Seelmann: Dass solche Ausprägungen sich ständig verändern, ist für Wissenschaftlerinnen und Wissenschaftler keine große Überraschung, in der Praxis jedoch eine enorme Herausforderung für die Politik. Aufgabe der Sozialwissenschaften ist es, diese unterschiedlichen Ausprägungen möglichst gut empirisch zu erfassen und zu erklären. Nur so können politische Akteure sich einen fundierten Überblick darüber verschaffen, was sich im rechtsextremen Milieu eigentlich tut. Darauf basierend kann Politik möglichst effektive Maßnahmen entwickeln. Rechtsextremismus gibt es schon lange, aber das Phänomen, seine Symbolik und Erscheinungsformen wandeln sich stetig und die Politik hängt häufig hinterher.

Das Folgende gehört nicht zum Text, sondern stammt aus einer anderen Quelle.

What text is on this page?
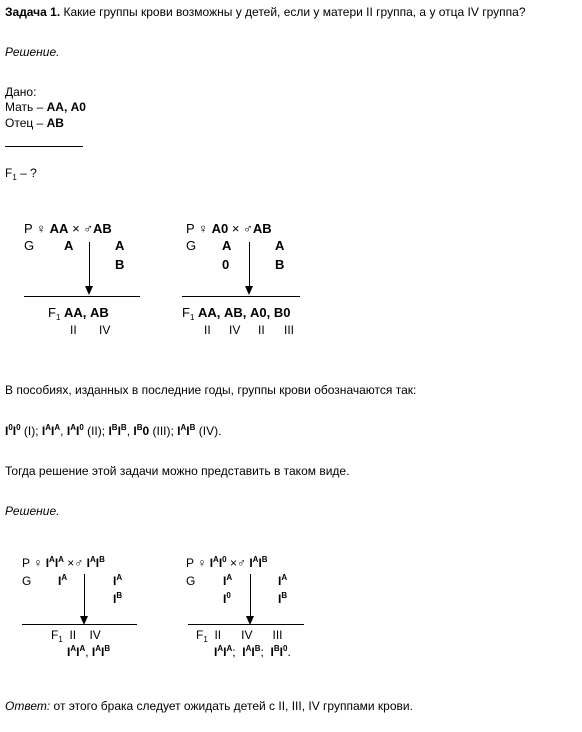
Задача 1. Какие группы крови возможны у детей, если у матери II группа, а у отца IV группа?
Решение.
Дано:
Мать – АА, А0
Отец – АВ
$F_1$ – ?
P ♀ АА × ♂АВ
G А	А
В
$F_1$ АА, АВ
II IV
P ♀ А0 × ♂АВ
G А
0
А
В
$F_1$ АА, АВ, А0, В0
II IV II III
В пособиях, изданных в последние годы, группы крови обозначаются так:
$I^0I^0$ (I); $I^AI^A$, $I^AI^0$ (II); $I^BI^B$, $I^B0$ (III); $I^AI^B$ (IV).
Тогда решение этой задачи можно представить в таком виде.
Решение.
P ♀ $I^AI^A$ ×♂ $I^AI^B$
G $I^A$	$I^A$
$I^B$
$F_1$ II    IV
$I^AI^A$, $I^AI^B$
P ♀ $I^AI^0$ ×♂ $I^AI^B$
G $I^A$
$I^0$
$I^A$
$I^B$
$F_1$ II      IV      III
$I^AI^A$;  $I^AI^B$;  $I^BI^0$.
Ответ: от этого брака следует ожидать детей с II, III, IV группами крови.
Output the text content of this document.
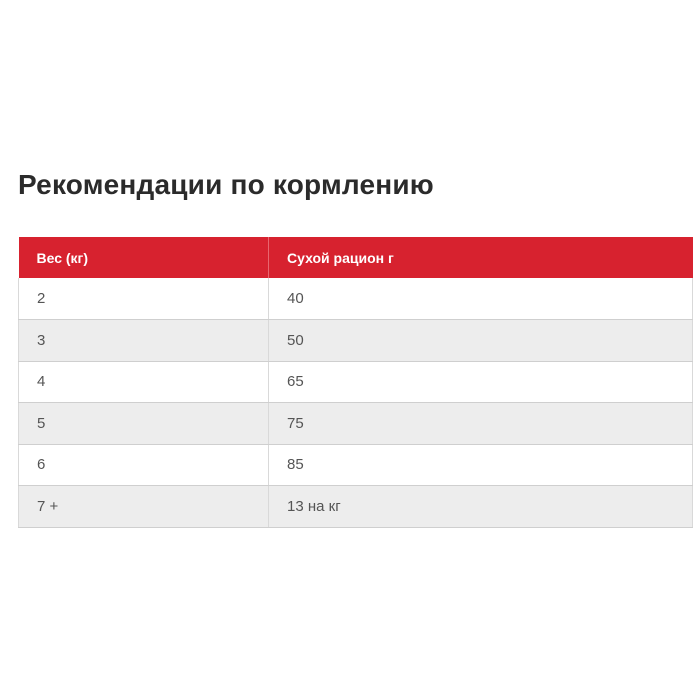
Рекомендации по кормлению
Вес (кг)	Сухой рацион г
2	40
3	50
4	65
5	75
6	85
7 +	13 на кг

Was ist das Verbundprojekt ForGeRex?

Schellenberg: Um Rechtsextremismus zu verstehen, muss man die Netzwerke und Akteure vor Ort und deren Hintergründe kennen. Was diese regionale und lokale Forschung betrifft, sind Bayern und andere Bundesländer noch relativ unterversorgt. Das Verbundprojekt ermöglicht es uns nun, diese Lücke zu schließen und gleichzeitig die gewonnenen Erkenntnisse in die bundesdeutsche und internationale Forschung einzubringen und zu diskutieren.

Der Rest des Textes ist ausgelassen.